Erica Stewart, a stay-at-home mom, is one of the millions of Americans living with Lupus, an autoimmune disorder whereby the immune system attacks healthy cells. Her life and ability to take care of her six children depend on a drug called Plaquenil, the brand name of hydroxychloroquine, a drug that made headlines last month as a potential, but unproven treatment for COVID-19.
Stewart, who lives in West Virginia, said that when she tried to fill her standing prescription for Plaquenil last week, the pharmacist declined the request, blaming it first on her insurance and then later on a lack of supply.
“They said, pretty much, right now if you’re not a COVID patient that it was impossible for them to approve you because they do not want to be short in their pharmacy.”
Rising demand for products has caused many of the drug shortages the U.S. is facing but experts say additional drug shortages are on the way due to impacts in the supply chain. The shortages stem from a combination of factors; the U.S. relies on two countries, China and India, to manufacture pharmaceuticals, the supply chains in the U.S. use just-in-time ordering, and according to some pharmaceutical and logistic professionals, there is a lack of transparency in the drug supply chain.
Since January, U.S. imports from China have sharply declined due to the coronavirus. The U.S. sources many of its pharmaceuticals from China.
Last month, the Food and Drug Administration announced the first known drug shortage due to the coronavirus and stated that 20 more drugs were under watch. However, they did not disclose which drugs were in danger in order to prevent the disclosure of the manufacturing location of the drugs.
This information is considered proprietary in the U.S. and is protected from disclosure.
“If you look at a bottle, it will tell you who’s marketing the drug but it doesn’t necessarily tell you who manufactured it,” said Dr. Michael Ganio, director of pharmacy practice and quality at the American Society of Hospital Pharmacists.
Ganio believes this policy hinders medical professionals from providing the best care.
Not only do medical providers need this information in order to anticipate and prepare for drug shortages, said Ganio, but they also need this information to deal with quality issues in products.
There are best practices already in place to manage shortages but a lot of it is centered around knowledge of the shortages and where they are coming from said Ganio.
“If they disclose that the shortage of this one drug is caused by the coronavirus that then discloses the fact that the manufacture is occurring in China,” he said.
The U.S. pharmaceutical supply chain depends on one region, China, to source a large portion of its drug supply. This dependency on one region means the U.S. is susceptible to supply shocks that can cause large shortages in essential medicines.

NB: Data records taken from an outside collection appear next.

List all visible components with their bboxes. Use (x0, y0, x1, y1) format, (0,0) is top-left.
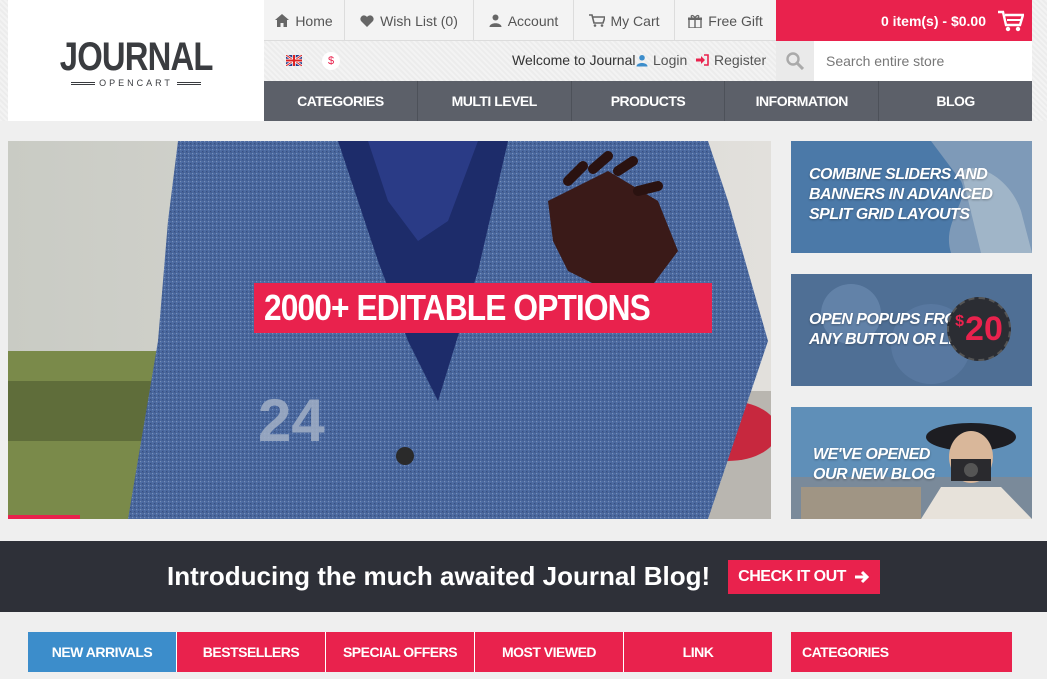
cart-summary: 0 item(s) - $0.00 (880, 12, 986, 29)
tab-bestsellers[interactable]: BESTSELLERS (177, 632, 326, 672)
nav-products[interactable]: PRODUCTS (572, 81, 726, 121)
hero-caption: 2000+ EDITABLE OPTIONS (254, 283, 713, 333)
mycart-link[interactable]: My Cart (574, 0, 675, 41)
banner-new-blog[interactable]: WE'VE OPENED OUR NEW BLOG (791, 407, 1032, 519)
cart-button[interactable]: 0 item(s) - $0.00 (776, 0, 1032, 41)
home-link[interactable]: Home (264, 0, 345, 41)
wishlist-link[interactable]: Wish List (0) (345, 0, 474, 41)
uk-flag-icon[interactable] (286, 55, 302, 66)
banner-popups[interactable]: OPEN POPUPS FROM ANY BUTTON OR LINK $20 (791, 274, 1032, 386)
cart-icon (588, 14, 605, 27)
check-it-out-button[interactable]: CHECK IT OUT (728, 559, 880, 594)
svg-text:24: 24 (258, 387, 325, 454)
sidebar-categories-title: CATEGORIES (791, 632, 1012, 672)
product-tabs: NEW ARRIVALS BESTSELLERS SPECIAL OFFERS … (28, 632, 772, 672)
tab-most-viewed[interactable]: MOST VIEWED (475, 632, 624, 672)
hero-slider[interactable]: 24 2000+ EDITABLE OPTIONS (8, 141, 771, 519)
tab-special-offers[interactable]: SPECIAL OFFERS (326, 632, 475, 672)
search-icon (786, 52, 804, 70)
arrow-right-icon (854, 570, 870, 583)
welcome-text: Welcome to Journal (512, 52, 636, 68)
tab-new-arrivals[interactable]: NEW ARRIVALS (28, 632, 177, 672)
nav-multi-level[interactable]: MULTI LEVEL (418, 81, 572, 121)
nav-information[interactable]: INFORMATION (725, 81, 880, 121)
search-button[interactable] (776, 41, 814, 81)
nav-categories[interactable]: CATEGORIES (264, 81, 418, 121)
nav-blog[interactable]: BLOG (879, 81, 1032, 121)
gift-icon (688, 14, 703, 28)
user-icon (489, 14, 502, 27)
main-navigation: CATEGORIES MULTI LEVEL PRODUCTS INFORMAT… (264, 81, 1032, 121)
logo-wordmark: JOURNAL (59, 35, 214, 79)
sign-in-icon (696, 54, 709, 66)
logo-subtitle: OPENCART (99, 78, 173, 88)
slider-progress (8, 515, 80, 519)
currency-selector[interactable]: $ (322, 52, 340, 70)
heart-icon (360, 14, 374, 27)
user-icon (636, 54, 648, 66)
logo[interactable]: JOURNAL OPENCART (8, 0, 264, 121)
tab-link[interactable]: LINK (624, 632, 772, 672)
register-link[interactable]: Register (696, 52, 766, 68)
shopping-cart-icon (998, 10, 1024, 31)
blog-announcement: Introducing the much awaited Journal Blo… (0, 541, 1047, 612)
freegift-link[interactable]: Free Gift (675, 0, 776, 41)
top-links: Home Wish List (0) Account My Cart Free … (264, 0, 776, 41)
login-link[interactable]: Login (636, 52, 687, 68)
banner-split-grid[interactable]: COMBINE SLIDERS AND BANNERS IN ADVANCED … (791, 141, 1032, 253)
home-icon (275, 14, 290, 27)
blog-announcement-title: Introducing the much awaited Journal Blo… (167, 561, 711, 591)
search-input[interactable] (814, 41, 1032, 81)
price-badge: $20 (947, 297, 1011, 361)
account-link[interactable]: Account (474, 0, 574, 41)
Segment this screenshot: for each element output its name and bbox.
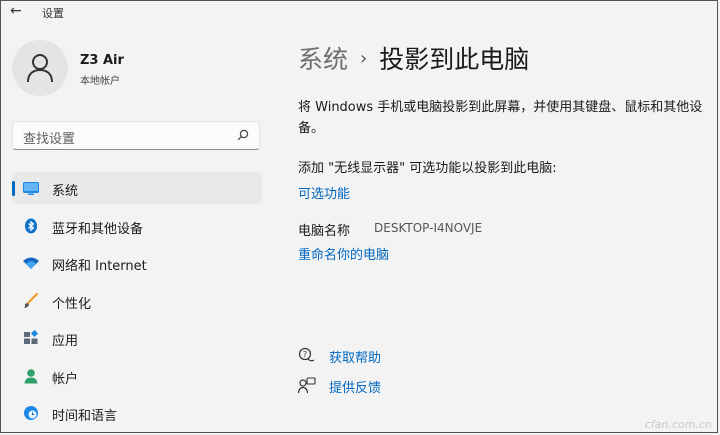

The problem is not United States dependency on China but our dependence on drug manufacturing in one region.
More than 72% of active pharmaceutical ingredients or APIs are manufactured outside of the U.S., with 13% of API manufacturers supplying the U.S. coming from China, according to the FDA.
However, this number is understated because many other countries, including India, that provide finished drugs to the U.S. source their active ingredients from China, said Nada Sanders, professor of supply chain management at Northeastern University’s school of business.
Last week, India banned all exports of hydroxychloroquine, the drug Erica Stewart depends on to treat her autoimmune disorders.
“We see India saying since we are getting a trickle shortage from China, we’re going to cut back on our exports to the U.S. because we need it for our own people,” said Sanders.
Manufacturing facilities in China have also temporarily shut down. The FDA has postponed all drug inspections in China which have, in turn, caused delays in drug approvals.
Another issue is that hospitals and pharmacies in the U.S. operate with what is called a “just-in-time method,” meaning medicines and other medical supplies are ordered as they are needed, according to Sanders.
Most pharmacies will only carry a month or two of supplies, the distributor will also carry about another month or two of supplies and the pharmaceutical company itself may carry another month of supplies, according to Sanders.
Sanders believes that should supply interruptions continue, the U.S. public could start to see widescale supply shortages anywhere from two to six months from now.
Last week, the $2.5 trillion stimulus bill passed by congress included multiple provision expediting inspections and reviews for new drugs, mandatory manufacturer reporting of drug shortage information that is currently mandatory, and expansion of reporting requirements among others.
But Ganio said that while this is a step in the right direction, nothing has really changed. The knowledge still isn’t publically available to medical providers.